Rio de Janeiro’s world-famous Carnaval celebrations officially began on Friday in the first festival since Brazil’s far-right President Jair Bolsonaro took office.
Amid the confetti and flashy sequins, many revelers are partying with a message this year — one that’s aimed at Bolsonaro, who is known for his controversial remarks about the LGBT community, women and minorities in Brazil.
At Carmelitas, one of the city’s most traditional street parties, people dressed in pink and blue sang along to a samba song called “Blue or Pink, It’s All the Same.”
The song is a reference to comments made by Damares Alves, the new minister for women and human rights, who said: “It’s a new era in Brazil, boys wear blue and girls wear pink.”
“This parade is an act of resistance to the oppressive new government,” said Monica Machado, a percussion player in the band.

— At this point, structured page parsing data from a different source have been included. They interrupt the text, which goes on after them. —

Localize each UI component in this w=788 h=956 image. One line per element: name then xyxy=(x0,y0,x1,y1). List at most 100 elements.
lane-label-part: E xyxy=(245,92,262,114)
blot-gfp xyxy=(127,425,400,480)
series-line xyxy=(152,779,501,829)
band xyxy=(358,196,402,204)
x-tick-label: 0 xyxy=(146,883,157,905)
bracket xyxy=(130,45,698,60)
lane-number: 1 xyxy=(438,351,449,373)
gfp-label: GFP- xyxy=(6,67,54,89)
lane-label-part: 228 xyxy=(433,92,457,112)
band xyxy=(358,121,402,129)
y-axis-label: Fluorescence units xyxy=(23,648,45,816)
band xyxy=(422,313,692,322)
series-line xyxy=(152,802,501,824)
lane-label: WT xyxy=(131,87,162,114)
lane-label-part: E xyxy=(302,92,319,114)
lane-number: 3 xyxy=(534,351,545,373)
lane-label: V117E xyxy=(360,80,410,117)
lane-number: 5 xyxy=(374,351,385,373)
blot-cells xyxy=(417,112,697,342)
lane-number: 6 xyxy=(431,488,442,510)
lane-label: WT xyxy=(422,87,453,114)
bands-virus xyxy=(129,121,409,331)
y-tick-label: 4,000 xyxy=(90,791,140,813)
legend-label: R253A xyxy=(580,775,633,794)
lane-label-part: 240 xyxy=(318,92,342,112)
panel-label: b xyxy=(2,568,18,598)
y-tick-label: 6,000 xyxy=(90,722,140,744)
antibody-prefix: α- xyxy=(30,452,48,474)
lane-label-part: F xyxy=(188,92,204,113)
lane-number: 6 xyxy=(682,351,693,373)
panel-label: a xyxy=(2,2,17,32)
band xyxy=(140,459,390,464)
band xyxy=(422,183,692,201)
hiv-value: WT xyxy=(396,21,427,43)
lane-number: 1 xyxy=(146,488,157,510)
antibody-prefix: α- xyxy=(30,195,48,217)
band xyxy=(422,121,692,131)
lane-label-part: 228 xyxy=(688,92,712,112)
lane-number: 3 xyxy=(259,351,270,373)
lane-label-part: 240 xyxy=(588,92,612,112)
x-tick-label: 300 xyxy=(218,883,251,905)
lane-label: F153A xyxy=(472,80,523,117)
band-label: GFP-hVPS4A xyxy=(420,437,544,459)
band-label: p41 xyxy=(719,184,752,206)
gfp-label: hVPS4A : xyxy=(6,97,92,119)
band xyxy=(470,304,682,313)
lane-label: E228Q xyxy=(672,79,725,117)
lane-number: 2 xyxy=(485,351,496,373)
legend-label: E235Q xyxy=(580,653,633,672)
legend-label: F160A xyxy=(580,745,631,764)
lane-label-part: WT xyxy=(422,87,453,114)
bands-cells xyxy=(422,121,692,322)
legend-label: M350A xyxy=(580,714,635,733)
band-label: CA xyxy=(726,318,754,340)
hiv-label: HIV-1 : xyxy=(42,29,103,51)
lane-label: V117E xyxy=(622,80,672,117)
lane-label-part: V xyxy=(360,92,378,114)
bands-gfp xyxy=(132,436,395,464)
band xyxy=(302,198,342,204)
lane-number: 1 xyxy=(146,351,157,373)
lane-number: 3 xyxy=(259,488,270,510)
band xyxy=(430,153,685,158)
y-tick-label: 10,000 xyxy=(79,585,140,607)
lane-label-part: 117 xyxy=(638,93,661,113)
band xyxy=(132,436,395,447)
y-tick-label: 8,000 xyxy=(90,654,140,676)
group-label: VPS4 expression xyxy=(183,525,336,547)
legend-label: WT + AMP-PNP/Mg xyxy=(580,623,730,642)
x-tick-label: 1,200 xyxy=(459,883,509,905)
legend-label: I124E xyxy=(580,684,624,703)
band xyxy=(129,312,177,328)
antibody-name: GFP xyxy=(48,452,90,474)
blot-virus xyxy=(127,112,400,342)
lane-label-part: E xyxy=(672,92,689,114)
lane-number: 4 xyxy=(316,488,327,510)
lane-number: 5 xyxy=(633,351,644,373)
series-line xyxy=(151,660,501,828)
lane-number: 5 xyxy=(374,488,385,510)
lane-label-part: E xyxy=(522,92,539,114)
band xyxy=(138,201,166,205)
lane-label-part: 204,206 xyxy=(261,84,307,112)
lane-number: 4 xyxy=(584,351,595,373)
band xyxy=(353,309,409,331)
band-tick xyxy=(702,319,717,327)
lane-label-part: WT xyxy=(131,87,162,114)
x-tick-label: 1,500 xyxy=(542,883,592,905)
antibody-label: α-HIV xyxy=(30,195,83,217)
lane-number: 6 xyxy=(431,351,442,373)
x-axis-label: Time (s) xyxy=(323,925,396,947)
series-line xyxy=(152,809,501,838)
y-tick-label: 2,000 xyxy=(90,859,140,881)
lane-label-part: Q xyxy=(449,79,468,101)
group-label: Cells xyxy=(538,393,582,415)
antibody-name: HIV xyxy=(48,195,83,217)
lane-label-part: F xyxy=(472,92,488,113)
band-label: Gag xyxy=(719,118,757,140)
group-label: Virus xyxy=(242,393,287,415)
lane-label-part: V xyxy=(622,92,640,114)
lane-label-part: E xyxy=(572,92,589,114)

Bolsonaro has infamously remarked that he would rather have a dead son than a gay son and once told a congresswoman that she “did not deserve” to be raped because she was “ugly.” He’s also voiced admiration for Brazil’s military dictatorship, which ruled from 1964 to 1985.
João Marcos Marinho, a 57-year-old reveler whose costume referenced a corruption scandal that emerged just weeks into Bolsonaro’s presidency, said people “aren’t satisfied with the government and they’re saying it this Carnaval.”
“Carnaval is a moment to protest and express your opinion without limits,” he said.
Several elite samba schools that took part in a parade on Sunday and Monday are also taking a stand, adopting themes to highlight women as well as the black and indigenous communities.
One school says it’s dedicating its performance and a song to the untold parts of Brazil’s history.
“The Bolsonaro vote is linked to education,” said Deivid Domenico, who co-authored the song that will be performed. “The people of Brazil don’t know its history, its roots, its identity. This is why I think telling that history is important.”
Rio Mayor a No-show
Rio mayor Marcelo Crivella sparked criticism for skipping the opening festivities.
Crivella, a former evangelical pastor, disapproves of the multi-day party and has cut public funding for samba troupes.
Instead, the head of Rio’s tourism board, Marcelo Alves, handed over the key to King Momo, the king of Carnaval, to officially start the celebrations.
Authorities expect some 7 million people, including 1.5 million tourists from Brazil and foreign countries, to take part in Rio’s massive celebrations this year.